Haas’s argument at today’s special meeting focused largely on the building’s architectural value. A Dec. 3 letter from Max Adriel Imberman, a historic preservationist in the Florida Department of State, said the building could be considered for historic designation despite being under 50 years old.
The letter said the building may potentially be considered exceptionally significant because it is an example of architect Walter Netsch's use of field theory, a geometric design concept. The letter said any nomination for the National Register of Historic Places would need to include proof the building’s conversion to a science center had not ruined the integrity of the original design.
Haas called architects and preservationists as witnesses, all of whom testified to the significance of the building. Advocates for preservation said the city did not sufficiently examine the options for finding a new tenant or adapting the building for a new use.
“It’s part of Sarasota’s legacy,” local architect Carl Abbott said. “It’s part of the fabric of the city.”
City staff said Imberman’s letter did not mean the building met the standards for historic designation — only that the argument could be made.

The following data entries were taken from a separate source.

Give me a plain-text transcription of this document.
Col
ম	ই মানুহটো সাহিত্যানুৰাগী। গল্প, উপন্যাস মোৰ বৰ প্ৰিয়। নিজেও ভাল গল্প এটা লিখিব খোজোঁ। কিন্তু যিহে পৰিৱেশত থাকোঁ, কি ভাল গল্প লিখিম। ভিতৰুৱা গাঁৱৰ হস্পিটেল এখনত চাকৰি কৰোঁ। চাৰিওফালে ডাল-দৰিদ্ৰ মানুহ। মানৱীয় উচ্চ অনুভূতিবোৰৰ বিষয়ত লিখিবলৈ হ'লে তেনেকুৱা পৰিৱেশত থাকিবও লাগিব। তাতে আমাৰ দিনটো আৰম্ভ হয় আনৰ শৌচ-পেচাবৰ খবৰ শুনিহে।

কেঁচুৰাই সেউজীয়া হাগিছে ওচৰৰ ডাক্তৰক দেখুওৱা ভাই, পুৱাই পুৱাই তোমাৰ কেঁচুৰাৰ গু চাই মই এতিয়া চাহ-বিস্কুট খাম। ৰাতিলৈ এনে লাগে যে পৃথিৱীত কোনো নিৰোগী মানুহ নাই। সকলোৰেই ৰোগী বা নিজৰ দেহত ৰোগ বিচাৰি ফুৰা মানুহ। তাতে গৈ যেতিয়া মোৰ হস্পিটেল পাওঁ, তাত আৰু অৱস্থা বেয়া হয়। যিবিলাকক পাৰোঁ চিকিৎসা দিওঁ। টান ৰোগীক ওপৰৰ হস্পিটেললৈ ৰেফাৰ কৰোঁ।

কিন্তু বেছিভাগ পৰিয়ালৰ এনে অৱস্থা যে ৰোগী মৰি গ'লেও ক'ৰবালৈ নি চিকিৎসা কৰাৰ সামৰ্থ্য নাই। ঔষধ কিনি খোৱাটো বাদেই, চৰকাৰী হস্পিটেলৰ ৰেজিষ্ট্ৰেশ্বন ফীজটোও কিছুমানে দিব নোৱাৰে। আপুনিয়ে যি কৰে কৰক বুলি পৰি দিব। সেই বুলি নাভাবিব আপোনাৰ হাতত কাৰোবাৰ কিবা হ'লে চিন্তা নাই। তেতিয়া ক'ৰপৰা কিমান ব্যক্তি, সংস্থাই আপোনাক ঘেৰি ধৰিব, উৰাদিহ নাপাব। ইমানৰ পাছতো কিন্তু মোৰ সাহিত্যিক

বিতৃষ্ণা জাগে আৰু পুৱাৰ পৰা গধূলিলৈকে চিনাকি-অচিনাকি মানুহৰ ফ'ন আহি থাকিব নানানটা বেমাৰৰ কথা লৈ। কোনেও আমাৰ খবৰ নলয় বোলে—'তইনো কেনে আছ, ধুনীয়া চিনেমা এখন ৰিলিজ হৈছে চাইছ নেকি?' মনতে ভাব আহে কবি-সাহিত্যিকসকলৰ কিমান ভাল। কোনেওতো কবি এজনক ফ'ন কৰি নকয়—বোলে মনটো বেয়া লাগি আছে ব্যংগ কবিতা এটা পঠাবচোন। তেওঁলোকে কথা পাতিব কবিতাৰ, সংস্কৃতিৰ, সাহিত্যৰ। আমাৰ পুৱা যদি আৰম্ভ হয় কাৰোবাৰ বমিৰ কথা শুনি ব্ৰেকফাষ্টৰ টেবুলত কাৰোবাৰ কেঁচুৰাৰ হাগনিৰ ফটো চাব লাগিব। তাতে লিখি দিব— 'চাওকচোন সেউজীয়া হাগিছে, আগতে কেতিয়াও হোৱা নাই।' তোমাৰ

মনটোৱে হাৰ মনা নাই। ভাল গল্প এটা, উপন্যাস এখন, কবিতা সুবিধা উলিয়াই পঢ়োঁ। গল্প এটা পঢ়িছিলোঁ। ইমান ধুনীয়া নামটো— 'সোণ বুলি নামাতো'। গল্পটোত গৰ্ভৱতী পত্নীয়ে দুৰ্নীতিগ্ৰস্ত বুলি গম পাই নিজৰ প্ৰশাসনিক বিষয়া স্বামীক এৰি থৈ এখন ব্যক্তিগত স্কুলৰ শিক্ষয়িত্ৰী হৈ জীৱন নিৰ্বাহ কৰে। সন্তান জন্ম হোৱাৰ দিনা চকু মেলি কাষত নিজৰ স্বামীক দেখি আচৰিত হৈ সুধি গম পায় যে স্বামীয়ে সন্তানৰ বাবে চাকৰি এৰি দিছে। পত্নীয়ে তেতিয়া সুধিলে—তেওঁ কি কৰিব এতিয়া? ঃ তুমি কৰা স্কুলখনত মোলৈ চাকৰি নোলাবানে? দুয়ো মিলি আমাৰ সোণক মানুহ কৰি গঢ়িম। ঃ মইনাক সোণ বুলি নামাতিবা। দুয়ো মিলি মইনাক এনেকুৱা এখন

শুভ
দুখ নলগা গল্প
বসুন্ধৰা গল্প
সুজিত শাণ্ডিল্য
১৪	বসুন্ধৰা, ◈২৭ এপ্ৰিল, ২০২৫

Senior Planner Cliff Smith reiterated his belief the building was not exceptionally significant, stating it was not one of Netsch’s most notable works or the only example of field theory in the state.
Smith cited a Dec. 10 letter from Timothy Parsons, the director of the Florida Division of Historical Resources. Without additional information, Parsons said he could not retract an earlier determination stating the building was not eligible for designation.
“I personally am thrilled to see this level of interest in historic preservation in the city of Sarasota,” Smith said. “The fact that people are turning out for historic preservation means that as a body, we’re doing our job. Unfortunately, this is not the building.”
Those who supported the demolition said community input during the bayfront planning process showed high demand for more open space near the water and low interest in the GWIZ building. City staff said the structure was in an environmentally risky area and renovations for a new tenant would be prohibitively expensive.
The Historic Preservation Board was split following the testimony. Board member Albert Sanchez thought evidence showed the building was eligible for historic preservation, which meant staff should not have approved the permit administratively.
Sanchez voted alongside board members Evelyn Mangie and Ramsey Frangie to overturn the demolition permit.
“I believe we’ve heard enough today to rule in favor of the appellant,” Sanchez said.
Board member Leonardo Lunardi agreed the city’s historic analysis of the site was lacking in some areas, but he was not convinced staff acted beyond its authority in issuing the demolition permit. Lunardi, Claudia Barnett and Roberto Gonzalez voted to deny the appeal and uphold the city's decision.
Only six members voted after board member Christopher Wilson recused himself from the discussion at the city’s request. Before the meeting, the city filed a motion expressing concern Wilson would not be impartial because he had previously advocated for the preservation of the building.
The tie upheld the city’s initial issuance of the demolition permit. Before the vote, however, Haas vowed to challenge the preservation board’s decision if it denied his appeal — which means the debate could next head to the City Commission for further review.